The last few years have witnessed an explosion in the amount of empirical data on real networks motivating an array of mathematical models for the evolution of such networks. Examples range from biological networks (brain networks of interacting neurons), information transmission (Internet), transportation, social networks and swarm intelligence and the evolution of self-organized behavior through the interactions of simple agents. This has stimulated vigorous activity in a multitude of fields, including biology, statistical physics, statistics, mathematics and computer science to understand these models and quantify their predictions and relevance to real systems. The aim of this grant is to develop systematic mathematical theory to understand Dynamic networks: systems that evolve over time through probabilistic rules. Using models motivated by colloidal chemistry, we will developing robust mathematical techniques to understand how macroscopic connectivity in the network arises via microscopic interactions between agents in the network. This is of importance in areas such as epidemic modeling and social networks wherein core questions of interest include if a disease or a message is able to reach a significant fraction of the population of interest. Mathematical techniques used to understand such questions have unexpected connections to combinatorial optimization where one is interested in designing optimal networks between individuals. The techniques developed in the grant in particular will be used to understand asymptotics in the large network limit for one of the most fundamental of such objects, the Minimal spanning tree. Lastly we will explore meta-heuristics including swarm optimization algorithms (inspired by the collective behavior of simple individuals such as ants) and their ability to solve hard optimization problems via probabilistic interaction rules through stigmergy (where the network of interacting agents changes the underlying environment which then effects the interaction of the particles). An important component of the grant is involvement of students at all levels including the development of undergraduate research seminars and research projects.

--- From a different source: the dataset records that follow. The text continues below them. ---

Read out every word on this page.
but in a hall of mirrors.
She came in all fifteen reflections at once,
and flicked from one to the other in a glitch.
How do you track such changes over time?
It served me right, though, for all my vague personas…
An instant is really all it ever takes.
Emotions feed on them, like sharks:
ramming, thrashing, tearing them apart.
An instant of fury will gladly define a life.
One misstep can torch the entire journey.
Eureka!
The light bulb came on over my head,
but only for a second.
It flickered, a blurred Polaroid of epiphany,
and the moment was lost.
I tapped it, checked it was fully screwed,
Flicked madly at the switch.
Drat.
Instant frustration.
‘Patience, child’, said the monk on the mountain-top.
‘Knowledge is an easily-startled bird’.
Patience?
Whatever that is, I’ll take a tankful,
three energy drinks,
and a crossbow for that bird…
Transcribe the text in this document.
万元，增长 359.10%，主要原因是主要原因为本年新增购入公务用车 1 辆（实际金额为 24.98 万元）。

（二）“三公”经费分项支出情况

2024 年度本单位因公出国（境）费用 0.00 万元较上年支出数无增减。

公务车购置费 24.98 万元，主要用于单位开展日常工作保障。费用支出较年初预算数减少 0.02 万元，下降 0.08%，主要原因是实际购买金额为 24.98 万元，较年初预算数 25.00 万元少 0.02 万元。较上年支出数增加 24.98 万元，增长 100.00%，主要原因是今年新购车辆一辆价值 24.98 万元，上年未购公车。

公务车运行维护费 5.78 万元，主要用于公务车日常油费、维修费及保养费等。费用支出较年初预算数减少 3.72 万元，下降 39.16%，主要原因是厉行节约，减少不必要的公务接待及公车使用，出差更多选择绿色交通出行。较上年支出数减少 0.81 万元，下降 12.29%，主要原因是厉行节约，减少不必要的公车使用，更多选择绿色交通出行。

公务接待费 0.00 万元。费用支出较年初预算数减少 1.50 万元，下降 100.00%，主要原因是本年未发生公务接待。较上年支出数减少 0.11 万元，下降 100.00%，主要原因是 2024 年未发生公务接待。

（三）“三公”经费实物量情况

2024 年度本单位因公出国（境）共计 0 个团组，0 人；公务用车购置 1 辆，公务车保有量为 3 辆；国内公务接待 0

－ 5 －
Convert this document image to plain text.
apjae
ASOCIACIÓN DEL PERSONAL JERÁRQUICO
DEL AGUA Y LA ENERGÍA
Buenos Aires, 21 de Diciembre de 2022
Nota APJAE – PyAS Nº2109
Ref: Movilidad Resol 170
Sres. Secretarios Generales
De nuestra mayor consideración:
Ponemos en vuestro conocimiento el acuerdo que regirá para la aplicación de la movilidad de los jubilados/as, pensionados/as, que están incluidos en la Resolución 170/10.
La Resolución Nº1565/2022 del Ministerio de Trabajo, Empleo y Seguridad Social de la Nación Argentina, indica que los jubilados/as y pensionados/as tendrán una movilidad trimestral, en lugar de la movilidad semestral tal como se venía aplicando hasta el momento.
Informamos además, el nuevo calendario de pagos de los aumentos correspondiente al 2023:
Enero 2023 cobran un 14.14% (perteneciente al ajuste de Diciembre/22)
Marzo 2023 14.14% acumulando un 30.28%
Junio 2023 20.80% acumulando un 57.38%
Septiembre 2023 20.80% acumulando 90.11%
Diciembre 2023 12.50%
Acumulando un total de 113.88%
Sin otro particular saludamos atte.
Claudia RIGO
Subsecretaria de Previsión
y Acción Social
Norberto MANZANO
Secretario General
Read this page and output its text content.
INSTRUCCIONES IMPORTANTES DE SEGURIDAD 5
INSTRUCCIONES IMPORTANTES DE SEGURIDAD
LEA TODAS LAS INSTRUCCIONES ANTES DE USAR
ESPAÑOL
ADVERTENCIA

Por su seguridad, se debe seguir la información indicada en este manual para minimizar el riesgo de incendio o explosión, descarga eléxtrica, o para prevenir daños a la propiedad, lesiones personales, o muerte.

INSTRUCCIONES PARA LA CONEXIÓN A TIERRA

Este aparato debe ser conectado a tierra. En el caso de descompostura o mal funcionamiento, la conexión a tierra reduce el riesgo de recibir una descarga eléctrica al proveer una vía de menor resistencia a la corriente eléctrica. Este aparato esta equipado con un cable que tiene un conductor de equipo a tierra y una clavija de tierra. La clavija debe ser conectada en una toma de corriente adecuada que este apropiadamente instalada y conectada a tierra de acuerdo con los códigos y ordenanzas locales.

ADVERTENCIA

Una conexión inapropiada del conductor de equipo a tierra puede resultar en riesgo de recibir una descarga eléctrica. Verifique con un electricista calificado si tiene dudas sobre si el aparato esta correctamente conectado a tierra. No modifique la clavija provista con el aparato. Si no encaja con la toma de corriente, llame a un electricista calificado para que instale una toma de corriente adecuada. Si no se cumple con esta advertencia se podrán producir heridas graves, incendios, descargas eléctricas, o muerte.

The nature of emergence of the giant component and the critical scaling window in random graph models has stimulated enormous amount of work in probabilistic combinatorics since the middle of the last century; most techniques deal with gross features such as maximal component sizes. Understanding the metric structure of these components in inhomogeneous random graphs has been particularly daunting, despite being being the key to understanding more complicated strong disorder systems. The proposal develops a unified set of tools through dynamic encoding of network models of interest and tracking the entire trajectory of evolution of these systems in order to understand the metric scaling of the internal structure of maximal components in the critical regime. We aim to show convergence to continuum limiting objects based on tilted inhomogeneous continuum random trees and in particular prove universality for many of the major families of random graph models. Connections between these questions and structural properties of dynamic constructions of random graph models, in particular scaling exponents of key susceptibility functions in the barely subcritical regime will be studied. The relation between metric structure of components in the critical regime and the entrance boundary of Markov processes such as the multiplicative coalescent will be explored. The entire program is the first step in understanding scaling limits of fundamental models in strong disorder including the minimal spanning tree on the giant component. These models have spawned a wide array of universality conjectures from statistical physics. In a related direction, we will study optimization algorithms and meta-heuristics inspired by reinforcing interacting particle systems and stigmergy and their relationship to key probabilistic systems such as reinforced random walks and stochastic dynamical systems. The aim in this direction is to provide qualitative insights and quantitative predictions on hard models in probabilistic combinatorial optimization such as the traveling salesman problem.